Collaboration and the Exploration of the Mind
Some of his most recent creations, which he calls olfactory haptic therapeutic structures, are a series of objects intended to—like much of his work—trigger the brain’s neuroplasticity, or ability to build new pathways or reconnect dormant ones; often as a healing tool. The resin-clad objects are imbedded with varying textures, symbols, colors, and even scents. Along with therapist Elizabeth Fraines in Los Angeles and neuroscientists and therapists at the University of Gottingen in Germany, Lutyens is attempting to employ the objects to help open pathways whose blockage is impeding patients’ well-being. Stroke victims might get in touch with lost senses. Autism patients might improve their ability to communicate and recognize faces or quiet overwhelming sensations. Lutyens says the researchers don’t have clinical data yet, but have seen “demonstrable feedback” from patients, in terms of their focus, mood, and state of mind.
On another table in his studio are colorful, evocative drawings charting his experiences of multiple Ayahuasca ceremonies in Peru. These and others were on display at the Armory show this fall, capturing in real time how psychedelic substances can unlock and reveal our brain’s inner workings. As the voyage progresses, he depicts in pastel colors, interconnecting shapes, flow charts, and feverishly sketched characters the connection between brain and heart; deconstructs personal wounds, examines the process of tearing oneself down to change perspective, and explores synesthesia and the ability to, for instance, hear or smell images. Lutyens’ exploration of group consciousness has likewise manifested in his many experiments with hypnosis. At dOCUMENTA (13) in Kassel, Germany he built a cabin for hypnosis ceremonies whose main space was mirrored—by an addition built upside down into the ground. This shift in consciousness, he says, helped prime visitors to suspend their preconceived notions about reality. Lutyens says he hypnotized about 7,000 people during the fair, performing 340 hypnosis sessions over a hundred days.
Art for Healing the Self and Community
Outside of charting new neural and psychological pathways and collaborating outside of the norm, another thread for the work, says Lutyens, is healing at all scales and different levels of interaction. “Maybe being an artist isn’t primarily about being a production machine, but more to do with radical transformation of the self and the community,” he notes.
In 2021 he created the Orange County Rose River Memorial, a sea of handmade felt roses adorning the entranceway of the Orange County Museum of Art representing those who died from COVID-19 in the county. A future World COVID Memorial was displayed this fall at the United Nations, presenting—via augmented reality developed with digital artist and educator Tyler Calkin-Low—thousands of digital roses, each representing someone who died from the disease. Visitors can click on each rose to discover more about the person.

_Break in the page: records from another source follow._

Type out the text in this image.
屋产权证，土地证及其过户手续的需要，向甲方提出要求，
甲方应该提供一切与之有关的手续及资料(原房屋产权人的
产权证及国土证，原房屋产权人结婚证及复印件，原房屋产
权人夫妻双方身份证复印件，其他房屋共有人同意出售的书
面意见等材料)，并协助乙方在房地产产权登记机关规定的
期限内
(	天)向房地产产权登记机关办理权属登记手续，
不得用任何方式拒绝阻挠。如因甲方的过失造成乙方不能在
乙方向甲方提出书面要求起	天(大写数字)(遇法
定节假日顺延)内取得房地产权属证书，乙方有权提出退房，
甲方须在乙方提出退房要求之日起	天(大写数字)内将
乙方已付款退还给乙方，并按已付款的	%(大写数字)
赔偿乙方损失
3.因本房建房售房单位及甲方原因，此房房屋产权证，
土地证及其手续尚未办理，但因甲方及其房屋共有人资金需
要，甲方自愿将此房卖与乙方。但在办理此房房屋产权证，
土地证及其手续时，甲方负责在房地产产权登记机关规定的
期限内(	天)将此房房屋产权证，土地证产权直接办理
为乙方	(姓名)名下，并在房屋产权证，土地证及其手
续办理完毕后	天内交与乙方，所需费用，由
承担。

Lutyens has even learned to embrace his family history. During the pandemic he helped found the Lutyens Trust America, which elevates and nurtures the name and work of his great uncle in the U.S. Lutyens points out that while his descendant’s work had a classicist element he was, for his time, a radical, willing to shift common practices to adhere to local context or to adapt to new technologies. He also “had a bizarrely complex understanding of spatial relationships. He could decipher them immediately. He was hypersensitive to small nuances related to angles and proportions.” In other words, he could get in touch with myriad tools and insights that the digital world, or other impediments, have since robbed us of. It’s something his nephew is helping many do once again.